South African activist Nonhle Mbuthuma founded the Amadiba Crisis Committee (ACC) to fight mining and mega-infrastructure projects and to promote sustainable development on the ancestral lands of the Amadiba community. The ACC has successfully fended off attempts to displace residents and mine titanium-rich dunes in their territory.

But such victories come at a high cost. Miranda and her team at OFRANEH have suffered police beatings, arrests, kidnapping, lawsuits, and other forms of persecution. Mbuthuma survived an assassination attempt and, in 2016, her colleague Sikhosiphi ‘Bazooka’ Radebe was murdered.

Miranda and Mbuthuma are just two examples of Black feminist leaders courageously leading another struggle for change in the face of great danger—this time to protect the planet. They deserve our recognition and support to ensure their endurance and safety until victory is won.

How allies can help

In a 2023 open letter from the Black Feminist Fund, powerful philanthropists, including Melinda Gates, Rihanna, and the Ford and MacArthur Foundations, joined a call to increase funding for Black women–led organisations. The letter emphasised the urgent need ‘to confront—and transform—philanthropy’s long and troubled history of failing to trust and fund the leadership of Black women and gender expansive people.’
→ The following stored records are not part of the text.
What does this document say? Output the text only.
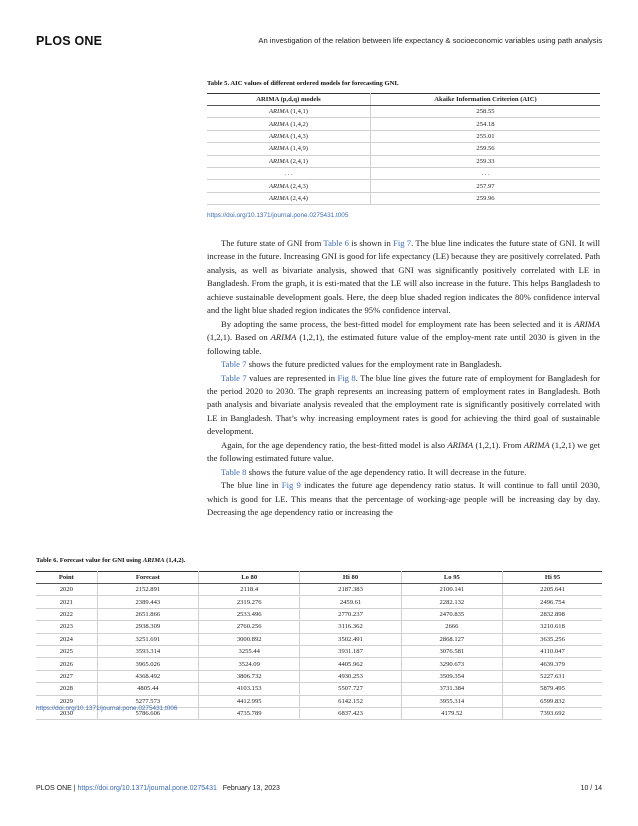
PLOS ONE	An investigation of the relation between life expectancy & socioeconomic variables using path analysis
Table 5. AIC values of different ordered models for forecasting GNI.
ARIMA (p,d,q) models	Akaike Information Criterion (AIC)
ARIMA (1,4,1)	258.55
ARIMA (1,4,2)	254.18
ARIMA (1,4,3)	255.01
ARIMA (1,4,9)	259.56
ARIMA (2,4,1)	259.33
. . .	. . .
ARIMA (2,4,3)	257.97
ARIMA (2,4,4)	259.96
https://doi.org/10.1371/journal.pone.0275431.t005

The future state of GNI from Table 6 is shown in Fig 7. The blue line indicates the future state of GNI. It will increase in the future. Increasing GNI is good for life expectancy (LE) because they are positively correlated. Path analysis, as well as bivariate analysis, showed that GNI was significantly positively correlated with LE in Bangladesh. From the graph, it is esti-mated that the LE will also increase in the future. This helps Bangladesh to achieve sustainable development goals. Here, the deep blue shaded region indicates the 80% confidence interval and the light blue shaded region indicates the 95% confidence interval.

By adopting the same process, the best-fitted model for employment rate has been selected and it is ARIMA (1,2,1). Based on ARIMA (1,2,1), the estimated future value of the employ-ment rate until 2030 is given in the following table.

Table 7 shows the future predicted values for the employment rate in Bangladesh.

Table 7 values are represented in Fig 8. The blue line gives the future rate of employment for Bangladesh for the period 2020 to 2030. The graph represents an increasing pattern of employment rates in Bangladesh. Both path analysis and bivariate analysis revealed that the employment rate is significantly positively correlated with LE in Bangladesh. That’s why increasing employment rates is good for achieving the third goal of sustainable development.

Again, for the age dependency ratio, the best-fitted model is also ARIMA (1,2,1). From ARIMA (1,2,1) we get the following estimated future value.

Table 8 shows the future value of the age dependency ratio. It will decrease in the future.

The blue line in Fig 9 indicates the future age dependency ratio status. It will continue to fall until 2030, which is good for LE. This means that the percentage of working-age people will be increasing day by day. Decreasing the age dependency ratio or increasing the

Table 6. Forecast value for GNI using ARIMA (1,4,2).
Point	Forecast	Lo 80	Hi 80	Lo 95	Hi 95
2020	2152.891	2118.4	2187.383	2100.141	2205.641
2021	2389.443	2319.276	2459.61	2282.132	2496.754
2022	2651.866	2533.496	2770.237	2470.835	2832.898
2023	2938.309	2760.256	3116.362	2666	3210.618
2024	3251.691	3000.892	3502.491	2868.127	3635.256
2025	3593.314	3255.44	3931.187	3076.581	4110.047
2026	3965.026	3524.09	4405.962	3290.673	4639.379
2027	4368.492	3806.732	4930.253	3509.354	5227.631
2028	4805.44	4103.153	5507.727	3731.384	5879.495
2029	5277.573	4412.995	6142.152	3955.314	6599.832
2030	5786.606	4735.789	6837.423	4179.52	7393.692
https://doi.org/10.1371/journal.pone.0275431.t006
PLOS ONE | https://doi.org/10.1371/journal.pone.0275431 February 13, 2023	10 / 14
As a funder with decades of experience resourcing activists and movements, here’s some initial steps that I believe allies should take to resource Black women leaders:

Trust and resource them

Donors who care about human rights and social justice should direct more flexible funding, at scale, for Black women–led organisations, especially for their protection from threats. Intermediary organisations that have access to grassroots networks and expertise in supporting frontline human rights defenders in sensitive contexts can play critical roles in moving resources in challenging contexts.

Center their leadership

Powerful donors should use their visible platforms to highlight, credit, and uplift the leadership and activism of Black women and to ensure they are included in conversations and covered in media.

Examine your own funding practices

As funders, we must look internally to assess how much of our funding is actually reaching Black feminist organising. There has been much talk of equity since the emergence of the Black Lives Matter, but funding levels for Black women–led organisations remain shamefully low.

One way to rectify this imbalance is to avoid funding silos or fragmentation that often exclude Black feminists. Black women are intersectional organisers, addressing multiple systems of oppression, and across movements and borders. Donors must adapt their strategies to better allow for intersectional and cross-border organising through flexible funding.